How to Avoid Caregiver Burnout.

 According to the National Family Caregiver Association more than 50 million people  in the United States provide care for a chronically ill, disabled or aged family member or friend during any given year. Providing emotional support and physical care to someone with MS can be deeply satisfying, but it is sometimes distressing, and now and then simply overwhelming. The strain of balancing employment, child-rearing, increased responsibilities in the home, and the care of your loved one may lead to feelings of martyrdom, anger, and guilt.

One of the biggest mistakes caregivers make is thinking that they can-and should-handle everything alone.  Maria M. Meyer, co-author of the award-winning book, The Comfort of Home™: An Illustrated Step-by-Step Guide for Caregivers, advises caregivers to accept the practical and emotional support of other people.  Sharing concerns with others relieves stress and can give new perspectives on problems.  She points out that successful caregivers don't give up enjoyable activities; they make time for themselves.  Other family members are often willing-even pleased-to spend time with the person in your care.  Keep a list of people that can take care of your loved one from time to time.  If they are not available, many organizations have respite care programs.  Respite care is short-term care that helps parents, caregivers, and professionals take a break from the daily routine and stress.  It can be provided in the client's home or in a variety of out of home settings. For a referral, contact the National Respite Locator Service, operated by the ARCH National Resource Center (919) 490-5577 (http://www.respitelocator.org).

In collaboration with the USA National Multiple Sclerosis Society, Meyer's new book, The Comfort of Home Multiple Sclerosis Edition™: An Illustrated Step-by-Step Guide for Multiple Sclerosis Caregivers, addresses the day-to-day issues confronted by MS caregivers.  The book guides readers through every caregiving stage from making the decision to provide home care, to preparing the home for comfort and safety to assisting with activities of daily living to strategies to avoid caregiver burnout.  Other important topics covered include financial management, purchasing equipment, travel, therapies, and much more. Chapters are filled with special notes and tips that alert both MS patients and caregivers to important issues that make life easier for all concerned.

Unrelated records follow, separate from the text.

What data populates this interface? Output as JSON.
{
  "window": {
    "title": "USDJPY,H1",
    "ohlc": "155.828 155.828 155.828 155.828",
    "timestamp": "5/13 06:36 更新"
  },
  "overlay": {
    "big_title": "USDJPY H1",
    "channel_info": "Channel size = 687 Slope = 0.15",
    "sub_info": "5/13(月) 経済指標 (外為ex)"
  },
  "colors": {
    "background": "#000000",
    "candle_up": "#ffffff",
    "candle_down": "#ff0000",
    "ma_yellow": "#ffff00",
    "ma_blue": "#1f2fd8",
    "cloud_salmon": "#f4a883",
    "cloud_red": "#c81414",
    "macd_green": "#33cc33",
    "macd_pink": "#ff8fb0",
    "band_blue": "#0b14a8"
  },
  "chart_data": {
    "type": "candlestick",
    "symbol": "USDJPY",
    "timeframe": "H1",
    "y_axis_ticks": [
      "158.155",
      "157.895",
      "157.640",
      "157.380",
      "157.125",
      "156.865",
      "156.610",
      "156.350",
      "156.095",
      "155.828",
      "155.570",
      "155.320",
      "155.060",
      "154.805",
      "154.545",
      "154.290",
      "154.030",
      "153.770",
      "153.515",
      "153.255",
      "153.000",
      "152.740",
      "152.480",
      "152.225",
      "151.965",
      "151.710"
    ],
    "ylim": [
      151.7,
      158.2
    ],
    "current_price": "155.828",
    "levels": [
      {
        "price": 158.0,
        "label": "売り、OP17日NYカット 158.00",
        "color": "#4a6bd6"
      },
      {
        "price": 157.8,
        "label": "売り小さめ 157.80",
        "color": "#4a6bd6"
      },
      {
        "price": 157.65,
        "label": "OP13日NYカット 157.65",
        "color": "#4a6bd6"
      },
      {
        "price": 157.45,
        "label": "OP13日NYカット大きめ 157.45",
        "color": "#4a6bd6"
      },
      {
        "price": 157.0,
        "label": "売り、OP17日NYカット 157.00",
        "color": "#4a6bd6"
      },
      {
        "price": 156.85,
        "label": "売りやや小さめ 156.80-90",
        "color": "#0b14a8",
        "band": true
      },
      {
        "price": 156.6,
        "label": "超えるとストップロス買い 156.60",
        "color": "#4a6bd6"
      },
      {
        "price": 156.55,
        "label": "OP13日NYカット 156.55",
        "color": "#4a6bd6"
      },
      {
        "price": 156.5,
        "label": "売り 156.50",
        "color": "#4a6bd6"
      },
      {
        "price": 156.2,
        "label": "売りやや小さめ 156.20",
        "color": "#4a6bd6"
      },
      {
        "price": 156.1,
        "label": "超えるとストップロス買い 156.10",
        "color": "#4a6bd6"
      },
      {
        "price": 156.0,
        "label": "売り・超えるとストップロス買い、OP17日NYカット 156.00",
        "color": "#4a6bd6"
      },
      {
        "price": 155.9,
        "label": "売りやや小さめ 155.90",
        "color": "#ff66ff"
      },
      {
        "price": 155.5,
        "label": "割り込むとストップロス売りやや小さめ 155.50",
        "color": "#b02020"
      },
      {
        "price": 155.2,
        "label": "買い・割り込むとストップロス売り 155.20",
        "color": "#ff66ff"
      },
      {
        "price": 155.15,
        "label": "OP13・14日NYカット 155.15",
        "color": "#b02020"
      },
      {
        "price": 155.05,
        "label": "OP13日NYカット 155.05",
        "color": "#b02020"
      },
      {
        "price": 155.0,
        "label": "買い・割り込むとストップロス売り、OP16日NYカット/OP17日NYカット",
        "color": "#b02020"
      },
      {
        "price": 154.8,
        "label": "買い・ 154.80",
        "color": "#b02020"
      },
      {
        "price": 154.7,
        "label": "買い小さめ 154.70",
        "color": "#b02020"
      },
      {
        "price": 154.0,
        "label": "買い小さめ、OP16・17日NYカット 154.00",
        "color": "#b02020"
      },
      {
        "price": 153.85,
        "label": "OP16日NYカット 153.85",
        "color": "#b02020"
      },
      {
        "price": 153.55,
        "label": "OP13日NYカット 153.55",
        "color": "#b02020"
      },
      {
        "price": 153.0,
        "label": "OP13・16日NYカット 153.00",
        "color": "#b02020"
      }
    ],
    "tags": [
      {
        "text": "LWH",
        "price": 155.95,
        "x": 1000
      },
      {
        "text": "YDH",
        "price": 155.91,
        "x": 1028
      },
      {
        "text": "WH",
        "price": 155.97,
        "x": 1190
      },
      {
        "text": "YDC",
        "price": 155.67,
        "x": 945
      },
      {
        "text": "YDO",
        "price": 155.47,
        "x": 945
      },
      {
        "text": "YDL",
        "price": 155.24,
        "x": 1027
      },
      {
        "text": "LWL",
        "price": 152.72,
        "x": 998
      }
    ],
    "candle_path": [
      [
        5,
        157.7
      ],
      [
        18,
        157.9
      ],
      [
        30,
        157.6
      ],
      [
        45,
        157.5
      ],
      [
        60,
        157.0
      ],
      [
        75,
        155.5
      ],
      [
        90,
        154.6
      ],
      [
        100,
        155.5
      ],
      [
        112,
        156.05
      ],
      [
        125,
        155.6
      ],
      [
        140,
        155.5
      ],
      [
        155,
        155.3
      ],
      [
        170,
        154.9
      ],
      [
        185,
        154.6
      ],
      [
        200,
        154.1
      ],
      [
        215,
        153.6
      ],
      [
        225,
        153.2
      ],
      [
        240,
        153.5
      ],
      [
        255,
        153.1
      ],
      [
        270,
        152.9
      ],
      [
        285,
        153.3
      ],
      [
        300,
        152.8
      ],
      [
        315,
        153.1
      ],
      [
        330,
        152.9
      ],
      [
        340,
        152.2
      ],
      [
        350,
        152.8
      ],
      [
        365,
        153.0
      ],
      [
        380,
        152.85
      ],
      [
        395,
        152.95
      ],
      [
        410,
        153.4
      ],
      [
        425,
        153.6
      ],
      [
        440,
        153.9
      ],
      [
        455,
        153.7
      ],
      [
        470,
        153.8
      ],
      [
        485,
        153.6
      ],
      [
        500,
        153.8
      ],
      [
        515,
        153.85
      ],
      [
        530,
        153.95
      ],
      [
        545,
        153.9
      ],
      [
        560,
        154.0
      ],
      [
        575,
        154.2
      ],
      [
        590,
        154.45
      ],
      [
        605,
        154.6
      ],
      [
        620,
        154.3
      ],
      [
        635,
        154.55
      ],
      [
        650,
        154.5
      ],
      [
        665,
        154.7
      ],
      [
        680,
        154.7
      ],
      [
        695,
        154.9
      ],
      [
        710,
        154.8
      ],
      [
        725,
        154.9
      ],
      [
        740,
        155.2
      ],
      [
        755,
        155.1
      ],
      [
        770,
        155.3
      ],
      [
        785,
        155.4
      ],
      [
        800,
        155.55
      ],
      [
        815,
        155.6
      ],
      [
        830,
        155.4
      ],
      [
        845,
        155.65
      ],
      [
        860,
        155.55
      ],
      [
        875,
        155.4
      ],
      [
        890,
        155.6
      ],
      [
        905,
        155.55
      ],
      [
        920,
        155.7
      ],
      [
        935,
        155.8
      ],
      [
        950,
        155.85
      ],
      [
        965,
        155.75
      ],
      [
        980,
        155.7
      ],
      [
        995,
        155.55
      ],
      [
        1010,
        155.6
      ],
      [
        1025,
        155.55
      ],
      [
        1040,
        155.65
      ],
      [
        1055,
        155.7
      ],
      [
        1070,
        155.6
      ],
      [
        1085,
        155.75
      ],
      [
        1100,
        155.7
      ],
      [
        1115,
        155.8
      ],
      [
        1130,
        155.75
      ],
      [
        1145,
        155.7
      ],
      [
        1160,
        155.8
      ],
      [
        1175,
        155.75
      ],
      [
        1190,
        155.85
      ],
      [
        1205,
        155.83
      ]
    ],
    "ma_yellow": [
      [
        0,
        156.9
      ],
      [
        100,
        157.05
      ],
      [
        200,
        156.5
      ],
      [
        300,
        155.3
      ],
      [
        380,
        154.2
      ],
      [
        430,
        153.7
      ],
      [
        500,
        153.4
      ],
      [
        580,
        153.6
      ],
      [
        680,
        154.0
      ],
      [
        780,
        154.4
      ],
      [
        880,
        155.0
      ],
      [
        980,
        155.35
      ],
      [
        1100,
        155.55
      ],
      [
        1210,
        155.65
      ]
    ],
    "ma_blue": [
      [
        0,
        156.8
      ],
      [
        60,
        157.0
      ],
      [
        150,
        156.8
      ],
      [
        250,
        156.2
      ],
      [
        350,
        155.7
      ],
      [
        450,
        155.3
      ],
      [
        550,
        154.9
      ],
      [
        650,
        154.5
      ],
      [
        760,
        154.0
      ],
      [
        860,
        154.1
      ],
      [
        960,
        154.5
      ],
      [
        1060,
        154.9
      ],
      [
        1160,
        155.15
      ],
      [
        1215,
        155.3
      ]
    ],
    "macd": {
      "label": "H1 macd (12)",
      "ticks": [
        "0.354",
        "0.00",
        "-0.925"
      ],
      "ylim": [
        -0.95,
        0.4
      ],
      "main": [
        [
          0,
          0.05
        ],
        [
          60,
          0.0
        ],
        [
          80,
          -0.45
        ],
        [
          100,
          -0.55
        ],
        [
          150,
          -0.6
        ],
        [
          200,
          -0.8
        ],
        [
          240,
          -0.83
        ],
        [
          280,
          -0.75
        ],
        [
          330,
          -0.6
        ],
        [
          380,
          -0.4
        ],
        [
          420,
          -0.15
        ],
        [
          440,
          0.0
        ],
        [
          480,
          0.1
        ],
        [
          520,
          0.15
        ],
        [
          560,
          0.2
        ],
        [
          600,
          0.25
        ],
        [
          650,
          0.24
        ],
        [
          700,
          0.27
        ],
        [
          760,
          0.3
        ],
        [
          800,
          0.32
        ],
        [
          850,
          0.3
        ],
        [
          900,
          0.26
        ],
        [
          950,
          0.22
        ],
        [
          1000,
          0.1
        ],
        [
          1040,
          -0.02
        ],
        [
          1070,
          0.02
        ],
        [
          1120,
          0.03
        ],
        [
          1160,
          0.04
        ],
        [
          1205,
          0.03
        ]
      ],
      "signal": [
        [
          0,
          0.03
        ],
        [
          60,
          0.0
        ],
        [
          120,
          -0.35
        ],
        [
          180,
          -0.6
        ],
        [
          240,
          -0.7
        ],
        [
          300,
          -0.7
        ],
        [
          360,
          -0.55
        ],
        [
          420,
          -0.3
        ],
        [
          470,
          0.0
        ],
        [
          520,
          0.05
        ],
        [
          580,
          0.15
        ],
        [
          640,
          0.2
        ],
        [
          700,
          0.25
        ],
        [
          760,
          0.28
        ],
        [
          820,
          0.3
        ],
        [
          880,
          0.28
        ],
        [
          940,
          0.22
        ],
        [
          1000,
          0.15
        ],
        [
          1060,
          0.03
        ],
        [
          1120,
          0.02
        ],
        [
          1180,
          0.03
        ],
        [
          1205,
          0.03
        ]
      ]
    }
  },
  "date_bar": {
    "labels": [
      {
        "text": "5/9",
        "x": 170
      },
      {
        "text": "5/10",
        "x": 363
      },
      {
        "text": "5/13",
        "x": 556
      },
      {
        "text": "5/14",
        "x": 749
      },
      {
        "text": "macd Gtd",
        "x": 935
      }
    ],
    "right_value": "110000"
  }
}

Being a caregiver is not for the timid and fearful.  With this complete guide in hand, readers will overcome their fears, understand what help is needed and learn where to find it or how to provide it themselves.

Additional Tips on How to Prevent Caregiver Burnout:

• Do not allow the person in your care to take unfair advantage of you by being overly demanding.
• List priorities, decide what to leave undone, and think of
ways to make the work easier.
• Find time for regular exercise to increase your energy (even if you only stretch in place).
• When doing a long boring care task, use the time to relax or listen to music.
• Focus on getting relaxing sleep rather than more sleep. Take several short rests in order to get enough sleep.
• Practice deep breathing and learn to meditate to empty your mind of all troubles.
• Allow your self-esteem to rise because you have discovered hidden skills and talents.
• Realize your own limitations and accept them.